I say ( for the million it’s worth) I AGREE, AGREE, AGREE, with Tracy and Jenn.
You have enough to do with the 2 kids, and a husband to take care, and try to please alone.Don’t add others to the mix. Do your own thing.
Oh yeah – and birthdays…..Do them somewhere else – you know a neutral public place where people are apt to act normal. That and you get the added bonus of not cleaning up!! We’ve done bowling parties, McDonalds, Chic-Fil-A and even A.D.D. Hell – Chuck E. Cheese.
I would do easter brunch someplace public *hoping they will all half way behave….* then do your own thing with your immediate family *4 plus pets*…..let the rest of them sort it out.
😉
good luck!!
Self medicate and do it all in one day.
Or leave the country – that’s what we do. We moved 12 hours from our families and *that* wasn’t far enough. So at Thanksgiving, we leave for the islands. Christmas? I self-medicate. Easter?? We usually skip it.

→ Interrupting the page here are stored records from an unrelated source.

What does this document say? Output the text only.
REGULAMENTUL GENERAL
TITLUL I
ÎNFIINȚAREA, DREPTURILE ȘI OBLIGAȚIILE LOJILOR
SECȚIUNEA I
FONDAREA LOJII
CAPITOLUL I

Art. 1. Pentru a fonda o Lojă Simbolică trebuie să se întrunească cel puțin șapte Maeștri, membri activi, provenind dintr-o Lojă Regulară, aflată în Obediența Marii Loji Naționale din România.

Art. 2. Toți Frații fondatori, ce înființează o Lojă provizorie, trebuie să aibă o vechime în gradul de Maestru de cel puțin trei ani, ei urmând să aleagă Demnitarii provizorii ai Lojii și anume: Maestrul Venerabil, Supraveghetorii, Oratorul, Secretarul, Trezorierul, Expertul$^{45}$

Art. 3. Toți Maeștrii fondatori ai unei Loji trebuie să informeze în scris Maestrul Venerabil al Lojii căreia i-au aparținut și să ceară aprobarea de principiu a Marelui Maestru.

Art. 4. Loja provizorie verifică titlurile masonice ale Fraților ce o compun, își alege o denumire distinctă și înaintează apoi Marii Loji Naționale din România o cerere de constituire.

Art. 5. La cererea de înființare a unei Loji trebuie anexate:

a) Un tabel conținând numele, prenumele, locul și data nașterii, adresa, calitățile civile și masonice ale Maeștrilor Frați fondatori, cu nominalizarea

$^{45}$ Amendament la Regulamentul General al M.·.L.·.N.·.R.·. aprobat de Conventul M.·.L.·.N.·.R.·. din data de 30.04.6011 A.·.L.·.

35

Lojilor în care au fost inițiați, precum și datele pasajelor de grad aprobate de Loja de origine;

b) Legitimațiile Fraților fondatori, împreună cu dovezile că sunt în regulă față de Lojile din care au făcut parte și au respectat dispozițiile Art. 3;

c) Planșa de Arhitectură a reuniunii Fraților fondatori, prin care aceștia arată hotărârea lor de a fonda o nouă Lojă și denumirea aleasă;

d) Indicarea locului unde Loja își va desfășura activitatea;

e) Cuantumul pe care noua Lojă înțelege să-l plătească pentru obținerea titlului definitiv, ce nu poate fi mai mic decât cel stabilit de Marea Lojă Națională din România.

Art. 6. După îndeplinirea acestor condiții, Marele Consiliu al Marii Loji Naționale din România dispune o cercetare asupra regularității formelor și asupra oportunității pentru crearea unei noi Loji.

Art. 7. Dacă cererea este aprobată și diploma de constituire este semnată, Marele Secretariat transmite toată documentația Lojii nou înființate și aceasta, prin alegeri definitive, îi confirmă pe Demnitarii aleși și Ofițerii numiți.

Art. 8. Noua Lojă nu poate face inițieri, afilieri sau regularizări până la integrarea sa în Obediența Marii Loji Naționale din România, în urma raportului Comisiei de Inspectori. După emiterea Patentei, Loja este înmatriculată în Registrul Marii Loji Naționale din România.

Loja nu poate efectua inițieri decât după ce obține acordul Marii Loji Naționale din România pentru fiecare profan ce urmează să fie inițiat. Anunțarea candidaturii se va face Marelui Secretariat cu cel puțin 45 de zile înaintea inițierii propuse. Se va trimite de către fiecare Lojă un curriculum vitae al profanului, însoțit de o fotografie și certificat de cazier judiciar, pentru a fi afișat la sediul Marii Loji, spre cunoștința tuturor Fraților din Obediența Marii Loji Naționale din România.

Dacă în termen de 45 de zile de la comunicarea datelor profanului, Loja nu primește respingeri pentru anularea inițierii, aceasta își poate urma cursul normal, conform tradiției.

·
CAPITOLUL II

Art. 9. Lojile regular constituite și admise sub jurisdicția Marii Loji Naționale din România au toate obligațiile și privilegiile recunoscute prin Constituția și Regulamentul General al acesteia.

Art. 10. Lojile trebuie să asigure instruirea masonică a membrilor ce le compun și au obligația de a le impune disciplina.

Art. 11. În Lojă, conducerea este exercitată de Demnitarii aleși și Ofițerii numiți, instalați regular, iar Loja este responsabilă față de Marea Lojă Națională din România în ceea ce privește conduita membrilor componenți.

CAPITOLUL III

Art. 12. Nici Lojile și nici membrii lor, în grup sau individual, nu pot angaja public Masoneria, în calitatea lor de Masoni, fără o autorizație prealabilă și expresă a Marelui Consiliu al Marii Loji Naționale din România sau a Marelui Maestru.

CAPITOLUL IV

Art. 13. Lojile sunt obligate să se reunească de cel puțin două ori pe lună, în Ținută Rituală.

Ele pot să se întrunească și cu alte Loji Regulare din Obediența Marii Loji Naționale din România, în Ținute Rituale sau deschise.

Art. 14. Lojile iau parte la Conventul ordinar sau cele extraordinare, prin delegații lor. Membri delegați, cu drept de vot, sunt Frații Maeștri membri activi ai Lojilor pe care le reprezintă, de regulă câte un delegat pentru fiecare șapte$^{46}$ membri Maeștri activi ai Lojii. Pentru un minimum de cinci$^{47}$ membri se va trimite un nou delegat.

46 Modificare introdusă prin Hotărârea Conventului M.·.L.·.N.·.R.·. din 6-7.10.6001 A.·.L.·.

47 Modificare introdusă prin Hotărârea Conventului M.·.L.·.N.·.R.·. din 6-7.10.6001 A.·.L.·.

Or self-medicate AND leave the country. In a bunny suit.
And post pictures, k?
I don’t have inlaw per se. I have my ex-bfs family, with whom I am still very close. I was the Daver in that family. They loved me more than they loved him.
My brother’s wife’s family sort of hates me – as I am wild, crazy, debaucherous, unmarried and whore-like (apparently). But they are not MY family and I can avoid them.
Sorry I have no good advice.
The best holidays we’ve ever had were the ones where a) we we living too far away to see anyone. “Gosh, we’re so sorry but we just can’t afford the plane ticket or the vacation time” or b) the ones where we finally said “screw you” the whole crazy mob and had our own holidy in our own house. I would highly recommend it; it was the most peaceful, lovely time just the two of us.
Mmmmm….vacation….mmmmm…..
I will somehow manage to find AND buy a bunny suit (hello, Ebay!) and then I will take pictures. And then you will all die laughing and stop reading my blog, because, well, I’d be the creepy bunny Aunt Becky.
http://cgi.ebay.com/NEW-EASTER-BUNNY-COSTUME-SUIT-White-Fuzzy-W-Mask-Tail_W0QQitemZ130199989962QQihZ003QQcategoryZ52762QQssPageNameZWDVWQQrdZ1QQcmdZViewItem
Bawahahahahahahahaaaaaaaaaaaaaaaa
just cracked up when I searched it on ebay…..you gotta look
OH I LOVE IT! OH, HOW I LOVE IT.
I cannot believe, however, that anyone would pay $100 for it.
Strange days, indeed.
Tell everyone you’re starting your own tradition at your place on the holiday itself, and if they want to come, brilliant, if not, tell them they’ll be missed.
~Then just do it and don’t get sucked into discussing their angst over your decision. You are entitled to your own holiday traditions and happiness for your family.